What can affect availability

System Maintenance, Software Updates, Infrastructure issues, Malicious Attacks, System load and dependencies. Additionally, in the cloud, latency and provider issues.


How is availability measured

Availability is typically measured by SLA and using 9s. For example, Five 9s mean 99.999%


How do you monitor availability

Create a Health Check Endpoint


What should a health check endpoint monitor

Subsystems like storage, databases and third-party dependencies


What should a health check endpoint return and should you secure a health check endpoint

Status Code content, yes it should be secure


What are some methods that can be employed to ensure high availability

Queues/Streams, Throttling,


How can throttling be employed

Set a limit to individual user access, monitor metrics and reject when limit is exceeded

Disable or degrade nonessential services so that critical services can function, for example, a video call can switch to audio only during bandwidth issues

Prioritize certain users to satisfy high impact customers’ requirements


How can a queue be employed

Introduce a Queue between the task and service
The tasks are placed in the Queue

The Service can possibly be autoscaled based on Queue Size in some advanced implementations.

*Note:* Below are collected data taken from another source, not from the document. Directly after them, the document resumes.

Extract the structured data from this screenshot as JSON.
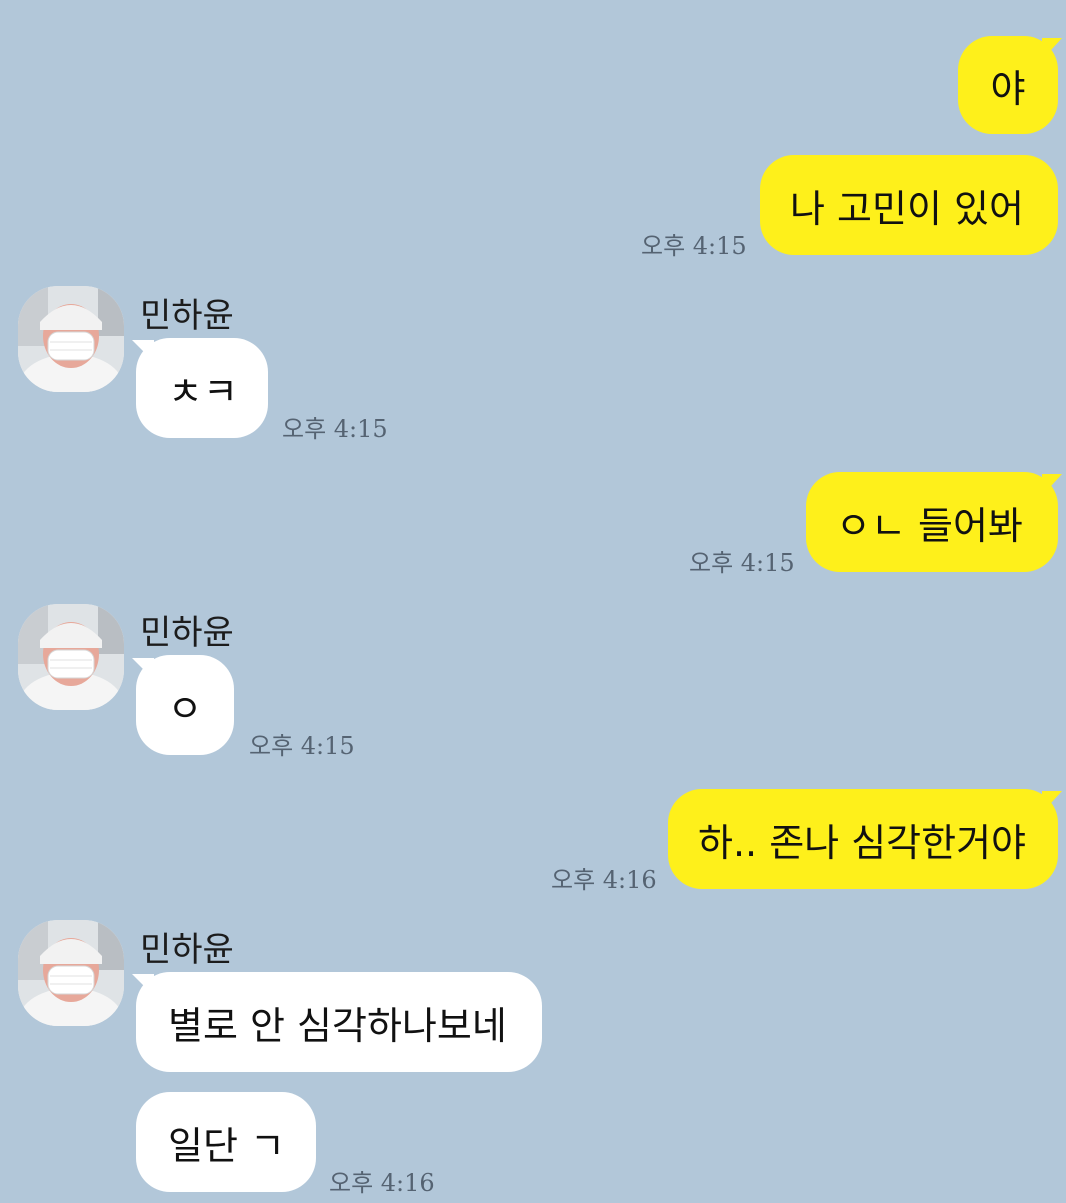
{
  "contact": {
    "name": "민하윤"
  },
  "colors": {
    "background": "#b2c7d9",
    "my_bubble": "#fef01b",
    "their_bubble": "#ffffff",
    "timestamp": "#556372"
  },
  "messages": [
    {
      "sender": "me",
      "text": "야"
    },
    {
      "sender": "me",
      "text": "나 고민이 있어",
      "time": "오후 4:15"
    },
    {
      "sender": "them",
      "text": "ㅊㅋ",
      "time": "오후 4:15"
    },
    {
      "sender": "me",
      "text": "ㅇㄴ 들어봐",
      "time": "오후 4:15"
    },
    {
      "sender": "them",
      "text": "ㅇ",
      "time": "오후 4:15"
    },
    {
      "sender": "me",
      "text": "하.. 존나 심각한거야",
      "time": "오후 4:16"
    },
    {
      "sender": "them",
      "text": "별로 안 심각하나보네"
    },
    {
      "sender": "them",
      "text": "일단 ㄱ",
      "time": "오후 4:16"
    }
  ]
}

If a response is expected, the service must provide a suitable implementation, however, this pattern isn’t suitable for low latency response requirements


What are some resiliency patterns

Bulk Head, Circuit Breaker, Compensating Transaction, Retry, Leader Election, Scheduler Agent Supervisor, If on AWS: Multiserver Pattern, MultiDatacenter Pattern, Floating IP


What is the bulk head resiliency pattern

Partition services into groups, Limit service resources to that group, Define partitions into business and tech requirements, hiPri customers get more resources, Leverage frameworks like polly/hystrix that limit containers resources


What is the circuit breaker resiliency pattern

If a service negatively affects applications if it were to continue to run, it is shut down.


What is the compensating transaction resiliency pattern

Records all steps to a workflow and undoes them if there is a failure.


What is the retry resiliency pattern

Intelligently attempt to reestablish contact with a failing service


What is the leader election resiliency pattern

A single task instance should be elected as leader. This will coordinate the actions with other subordinate instances.